For one thing, you can use the dice in different ways. You might cash two "red good" dice in for a "red goods tile" that persists across turns—but you might also pair a "red good" die with a "blue good" die to pick up a re-roll crystal. Or, you might turn in three different goods dice to pick up a "wild" good. Or. four different goods dice can be used to grab two goods tiles of any color. You can also pair your current dice with goods tiles acquired on previous turns, making numerous combo possibilities.
Second, you can alter the dice by re-rolling them—just cash in one of your re-roll crystals each time you do so. While it can be hard to use your precious dice to acquire re-roll crystals instead of goods or money, it can pay off; I've won several games by rolling the dice multiple times on my final turn until getting the result I needed. And you can further specialize in re-roll crystals by acquiring bonus cards that provide them at the start of every turn.
Third, you only get two actions per turn, which means you may have to leave dice actions unused on some rounds. Bonus tiles can grant you extra actions, so a strategy that's heavy on acquiring both extra dice to roll and more actions to take with them can be a viable way to move faster than your opponents.
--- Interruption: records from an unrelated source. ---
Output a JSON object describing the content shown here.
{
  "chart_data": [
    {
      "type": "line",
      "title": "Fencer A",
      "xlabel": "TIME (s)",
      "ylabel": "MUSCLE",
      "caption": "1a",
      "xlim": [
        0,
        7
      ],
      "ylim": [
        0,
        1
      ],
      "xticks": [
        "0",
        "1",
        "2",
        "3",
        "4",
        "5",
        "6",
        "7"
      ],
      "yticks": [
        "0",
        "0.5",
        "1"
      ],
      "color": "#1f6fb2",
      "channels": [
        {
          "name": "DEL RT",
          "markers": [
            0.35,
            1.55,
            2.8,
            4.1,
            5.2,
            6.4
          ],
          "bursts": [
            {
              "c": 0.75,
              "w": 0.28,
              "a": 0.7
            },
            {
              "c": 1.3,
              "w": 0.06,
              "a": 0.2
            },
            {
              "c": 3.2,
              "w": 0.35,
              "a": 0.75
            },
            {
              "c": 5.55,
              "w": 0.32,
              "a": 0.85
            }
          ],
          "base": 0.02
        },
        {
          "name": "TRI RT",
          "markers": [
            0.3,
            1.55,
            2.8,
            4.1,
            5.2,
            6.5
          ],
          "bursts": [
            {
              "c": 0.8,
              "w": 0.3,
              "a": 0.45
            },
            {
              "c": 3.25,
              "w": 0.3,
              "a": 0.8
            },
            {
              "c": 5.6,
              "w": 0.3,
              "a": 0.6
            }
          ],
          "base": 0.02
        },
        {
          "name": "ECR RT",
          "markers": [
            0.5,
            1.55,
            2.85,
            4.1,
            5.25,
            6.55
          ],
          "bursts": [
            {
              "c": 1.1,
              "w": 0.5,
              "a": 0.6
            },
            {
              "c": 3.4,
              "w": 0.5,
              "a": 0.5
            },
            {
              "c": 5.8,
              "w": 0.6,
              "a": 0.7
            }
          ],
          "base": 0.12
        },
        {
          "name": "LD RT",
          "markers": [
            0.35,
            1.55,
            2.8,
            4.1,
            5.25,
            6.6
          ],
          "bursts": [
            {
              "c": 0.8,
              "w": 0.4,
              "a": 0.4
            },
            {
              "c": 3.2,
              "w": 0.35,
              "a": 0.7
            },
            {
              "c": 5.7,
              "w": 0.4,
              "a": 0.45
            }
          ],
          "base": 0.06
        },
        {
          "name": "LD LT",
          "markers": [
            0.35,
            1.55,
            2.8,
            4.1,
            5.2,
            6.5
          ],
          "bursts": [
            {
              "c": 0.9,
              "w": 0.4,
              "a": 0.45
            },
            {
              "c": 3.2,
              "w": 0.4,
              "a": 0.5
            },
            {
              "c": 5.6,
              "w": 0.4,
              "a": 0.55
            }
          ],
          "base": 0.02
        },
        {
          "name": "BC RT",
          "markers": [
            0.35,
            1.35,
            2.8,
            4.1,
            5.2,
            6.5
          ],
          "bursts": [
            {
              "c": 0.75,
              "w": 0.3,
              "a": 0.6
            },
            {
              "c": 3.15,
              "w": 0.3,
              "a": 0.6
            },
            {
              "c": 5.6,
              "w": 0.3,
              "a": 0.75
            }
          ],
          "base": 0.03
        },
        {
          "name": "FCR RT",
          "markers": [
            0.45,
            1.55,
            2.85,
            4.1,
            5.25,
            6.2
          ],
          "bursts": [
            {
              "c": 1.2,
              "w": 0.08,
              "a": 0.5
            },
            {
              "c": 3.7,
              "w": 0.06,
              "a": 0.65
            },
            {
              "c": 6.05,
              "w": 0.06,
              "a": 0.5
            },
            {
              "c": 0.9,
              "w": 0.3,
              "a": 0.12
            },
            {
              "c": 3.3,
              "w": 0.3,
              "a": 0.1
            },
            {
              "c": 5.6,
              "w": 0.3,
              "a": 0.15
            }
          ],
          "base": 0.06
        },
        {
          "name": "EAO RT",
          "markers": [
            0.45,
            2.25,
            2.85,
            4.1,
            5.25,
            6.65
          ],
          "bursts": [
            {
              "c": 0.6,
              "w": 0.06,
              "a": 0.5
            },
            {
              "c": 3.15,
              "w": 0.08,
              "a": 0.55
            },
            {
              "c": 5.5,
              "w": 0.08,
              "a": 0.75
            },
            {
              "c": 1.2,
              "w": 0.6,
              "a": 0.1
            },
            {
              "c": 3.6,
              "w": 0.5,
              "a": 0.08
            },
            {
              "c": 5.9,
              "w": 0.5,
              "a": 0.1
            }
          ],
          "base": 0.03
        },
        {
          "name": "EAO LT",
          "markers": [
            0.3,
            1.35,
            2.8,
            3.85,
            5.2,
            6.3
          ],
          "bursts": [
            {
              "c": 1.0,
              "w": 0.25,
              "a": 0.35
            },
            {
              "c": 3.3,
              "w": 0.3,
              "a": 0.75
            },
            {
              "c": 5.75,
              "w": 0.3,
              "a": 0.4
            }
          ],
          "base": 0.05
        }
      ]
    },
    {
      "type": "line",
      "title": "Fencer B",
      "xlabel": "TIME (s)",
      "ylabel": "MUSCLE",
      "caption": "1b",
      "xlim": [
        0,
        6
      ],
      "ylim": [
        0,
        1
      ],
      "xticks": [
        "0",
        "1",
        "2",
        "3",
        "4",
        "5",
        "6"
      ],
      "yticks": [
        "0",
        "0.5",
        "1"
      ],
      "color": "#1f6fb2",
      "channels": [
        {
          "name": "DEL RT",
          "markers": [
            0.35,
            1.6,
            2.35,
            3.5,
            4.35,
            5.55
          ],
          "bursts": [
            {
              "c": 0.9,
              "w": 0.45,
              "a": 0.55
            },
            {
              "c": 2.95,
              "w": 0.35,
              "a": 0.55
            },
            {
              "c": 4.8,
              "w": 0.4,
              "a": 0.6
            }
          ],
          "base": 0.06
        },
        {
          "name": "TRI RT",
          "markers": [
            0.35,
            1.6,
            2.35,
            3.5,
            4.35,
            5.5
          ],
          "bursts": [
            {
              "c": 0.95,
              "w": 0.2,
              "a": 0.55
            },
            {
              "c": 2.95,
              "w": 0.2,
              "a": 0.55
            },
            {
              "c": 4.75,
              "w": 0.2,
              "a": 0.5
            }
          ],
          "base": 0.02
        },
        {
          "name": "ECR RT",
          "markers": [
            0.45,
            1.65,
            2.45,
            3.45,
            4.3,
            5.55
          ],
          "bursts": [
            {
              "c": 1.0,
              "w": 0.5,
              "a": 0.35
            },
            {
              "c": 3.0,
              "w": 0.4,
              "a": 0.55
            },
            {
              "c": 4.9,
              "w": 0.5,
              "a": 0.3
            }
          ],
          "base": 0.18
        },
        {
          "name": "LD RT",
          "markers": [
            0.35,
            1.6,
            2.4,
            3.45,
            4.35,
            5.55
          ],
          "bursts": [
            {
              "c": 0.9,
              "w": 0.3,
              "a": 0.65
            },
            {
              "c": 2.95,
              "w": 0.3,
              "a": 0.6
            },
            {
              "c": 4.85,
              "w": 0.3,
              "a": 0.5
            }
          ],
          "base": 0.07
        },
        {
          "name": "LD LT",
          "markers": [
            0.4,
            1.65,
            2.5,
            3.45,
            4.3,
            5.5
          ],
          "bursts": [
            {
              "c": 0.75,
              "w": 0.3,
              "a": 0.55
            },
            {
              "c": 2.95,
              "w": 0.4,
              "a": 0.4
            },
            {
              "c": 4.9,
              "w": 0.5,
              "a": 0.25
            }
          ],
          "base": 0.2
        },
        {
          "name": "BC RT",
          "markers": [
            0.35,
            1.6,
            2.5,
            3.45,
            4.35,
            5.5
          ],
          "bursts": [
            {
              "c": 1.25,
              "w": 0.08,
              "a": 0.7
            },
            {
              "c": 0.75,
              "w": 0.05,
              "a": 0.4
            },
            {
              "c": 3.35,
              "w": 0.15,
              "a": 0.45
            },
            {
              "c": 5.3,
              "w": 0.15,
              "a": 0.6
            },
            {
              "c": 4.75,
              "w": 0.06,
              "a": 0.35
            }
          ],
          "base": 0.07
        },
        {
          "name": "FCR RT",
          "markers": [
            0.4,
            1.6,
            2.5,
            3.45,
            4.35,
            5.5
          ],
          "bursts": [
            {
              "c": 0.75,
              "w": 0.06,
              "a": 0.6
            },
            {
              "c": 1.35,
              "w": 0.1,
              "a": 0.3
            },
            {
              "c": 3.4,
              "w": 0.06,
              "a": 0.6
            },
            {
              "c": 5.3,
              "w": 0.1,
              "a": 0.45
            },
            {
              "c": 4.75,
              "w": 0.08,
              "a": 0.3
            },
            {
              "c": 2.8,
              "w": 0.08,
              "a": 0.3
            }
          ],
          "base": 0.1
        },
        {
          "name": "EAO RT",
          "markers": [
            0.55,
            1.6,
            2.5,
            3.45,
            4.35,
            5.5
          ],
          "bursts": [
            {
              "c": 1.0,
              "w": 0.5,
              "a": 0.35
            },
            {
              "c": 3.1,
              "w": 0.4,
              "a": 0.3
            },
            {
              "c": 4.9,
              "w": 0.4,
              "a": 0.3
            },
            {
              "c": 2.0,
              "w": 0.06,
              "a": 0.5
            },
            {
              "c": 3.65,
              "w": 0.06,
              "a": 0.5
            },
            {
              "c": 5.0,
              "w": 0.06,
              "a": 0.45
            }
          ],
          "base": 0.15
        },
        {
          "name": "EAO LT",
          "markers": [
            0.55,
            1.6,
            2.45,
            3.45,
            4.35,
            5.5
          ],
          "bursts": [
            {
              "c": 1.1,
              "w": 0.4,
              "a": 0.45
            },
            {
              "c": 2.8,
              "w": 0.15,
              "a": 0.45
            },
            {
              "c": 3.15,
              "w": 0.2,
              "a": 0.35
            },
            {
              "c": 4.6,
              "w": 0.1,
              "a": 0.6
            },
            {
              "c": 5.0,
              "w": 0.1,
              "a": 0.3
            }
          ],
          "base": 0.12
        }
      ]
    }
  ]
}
The heart of Istanbul: The Dice Game is this decision about how to build your engine. Do you burn several initial turns trying to collect bonus tiles that will pay off for the rest of the game, or do you just race right for goods and money, hoping to win before your opponent's faster engine can overtake your head start? Do you specialize in money, and if so, what do you do when your opponent buys up several of the rubies and you're now collecting massive money with nowhere to spend it?
The game's exuberant abundance, its cascading bonuses, its multiple paths to victory, and the limited control it gives you over the dice combine to produce a wonderful race game. It's not spatial. It's not incredibly deep. It's not a brain burner. The "engine" you build will only power a Ford Pinto. But Istanbul: The Dice Game is a near-perfect after-dinner weeknight game—fast and fun, with quick setup and engaging turns. It also plays wonderfully with two, though the game scales up to four thanks to a double-sided board.
The art, the cards, the mosque tiles, and the rubies all have that classic Istanbul feel to them. Everything is well made apart from the too-thin player aids, but this is an attractive package for just $25, and there's plenty of dice-chucking fun to be had.
Accept the game for what it is and you should have a great time. And when you want something a little thinkier, a little puzzlier, and a little longer, the original Istanbul (and its excellent expansions) remains a solid option.